Every multiple suspect murder mystery done in the last few years has had serious problems. The Spencer Truman murder on One Life to Live stretched out over a year and a half until no one cared who did it anymore. Convicted “murderess" Lindsey did a little time in St. Ann's Asylum and has now been ordered by the court to live with her legal guardian and former lover Bo. That's punishment?
 
On The Young and the Restless, Jenna killed Carmen but got out of jail in record time when it was discovered she has a brain tumor. Why should viewers hang in there during long murder stories when the criminal is caught but never punished? Does committing anti-social acts on soaps have any consequences anymore? You thinking fans know the answer to that: No!
 
Right now, As The World Turns is launching yet another multiplesuspect murder story: Who killed Dusty Donovan? It should be interesting because we've all known Dusty since he was a baby-faced teenager.

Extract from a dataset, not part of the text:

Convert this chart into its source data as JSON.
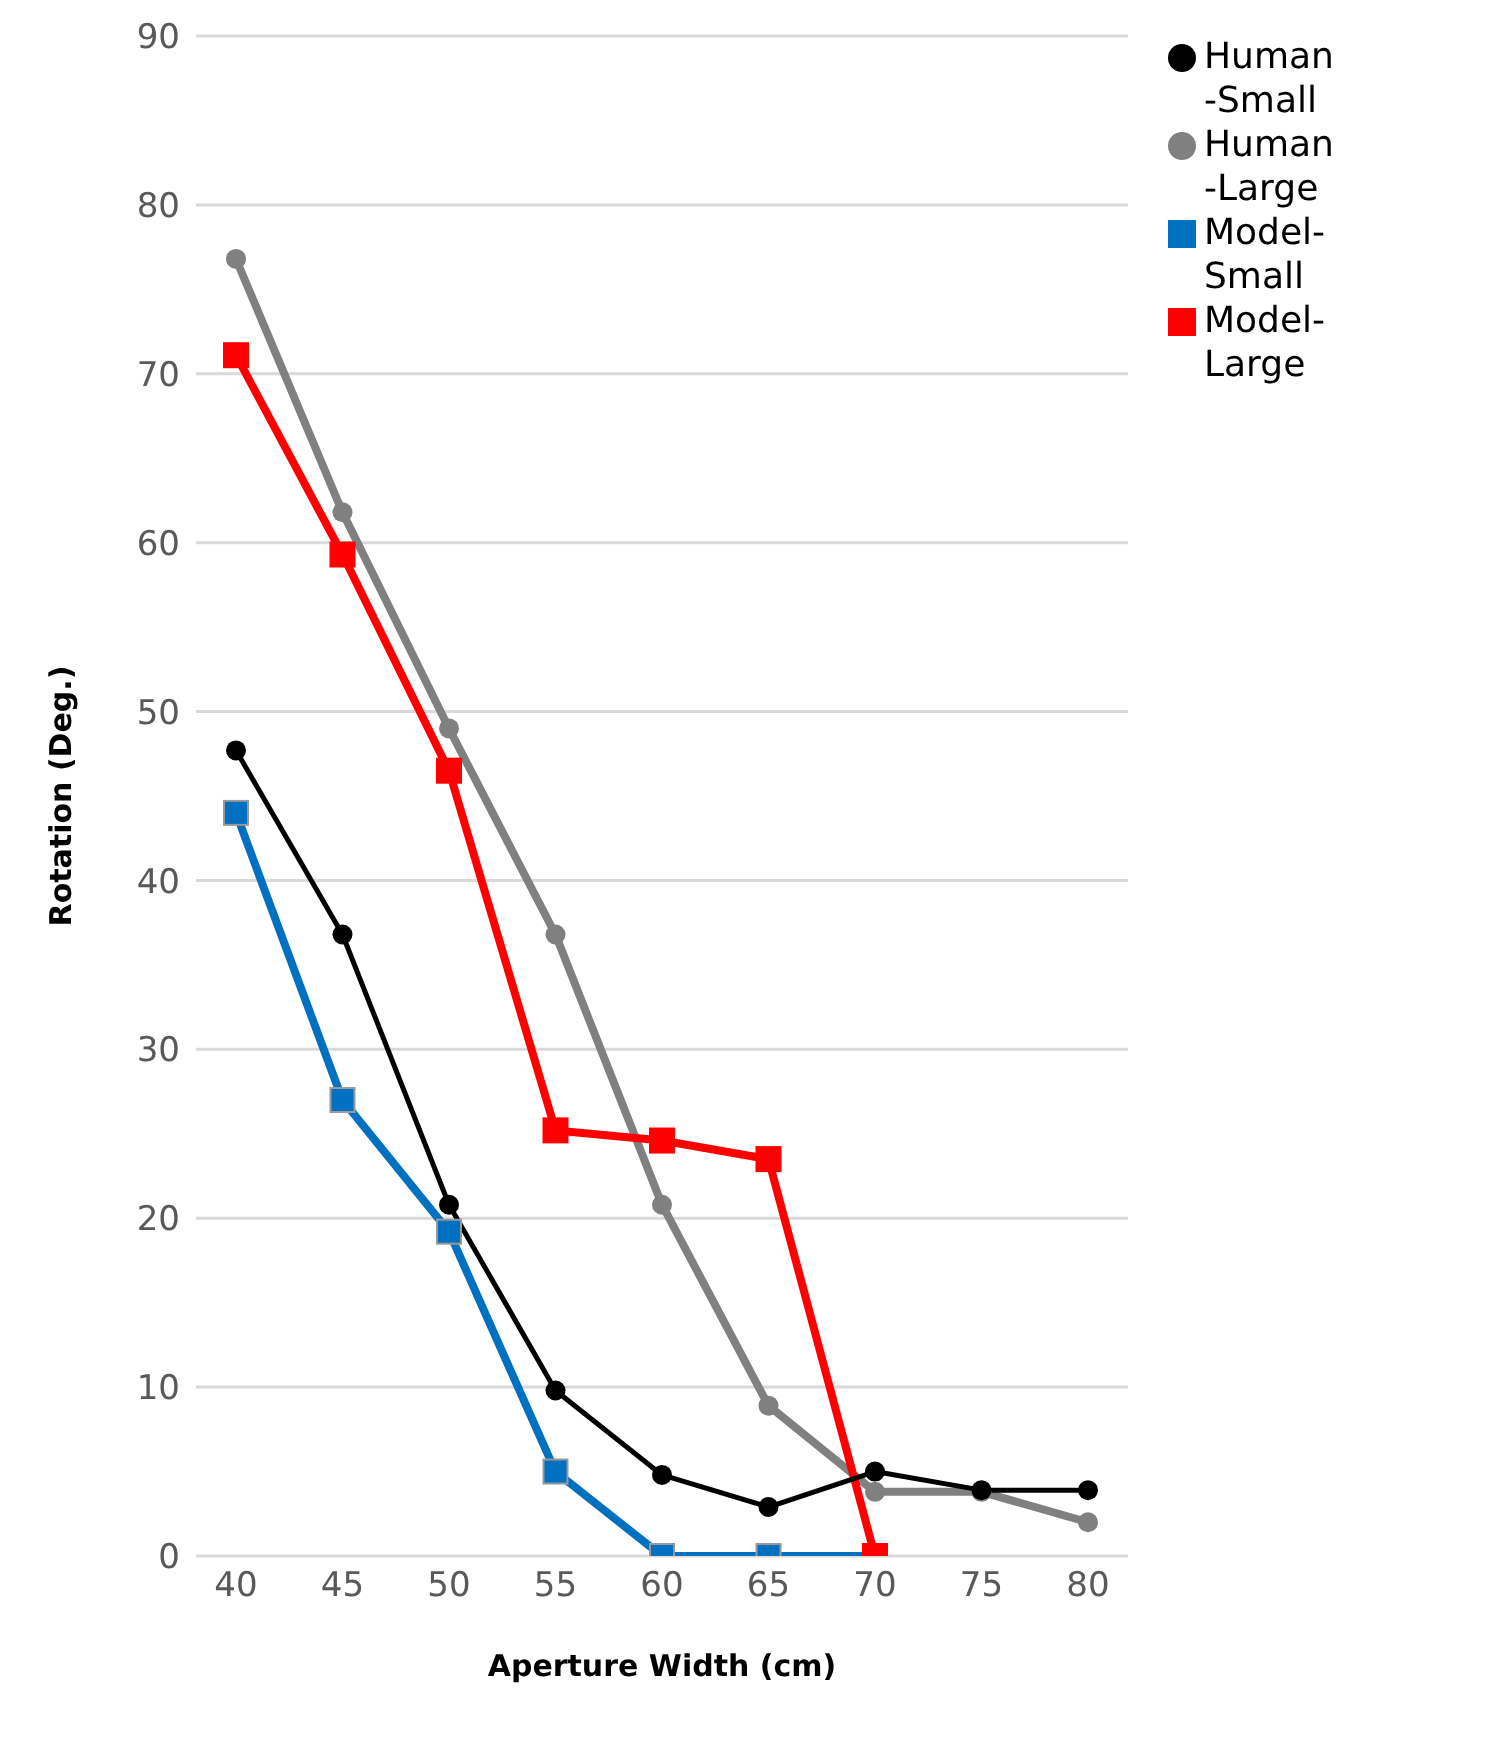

But last night, a friend phoned and told me that an actor who played the minor role of Evan Walsh on the show, Ryan Serhant, had posted on his own personal Web site several weeks before the crime was solved on screen that his character is the killer. And that there are advance photos of the murderer with the victim on the Internet to prove it!
 
Why should a viewer even bother to continue to watch the show? Multiple suspect soap murders are a sham when the key element of suspense is completely eliminated.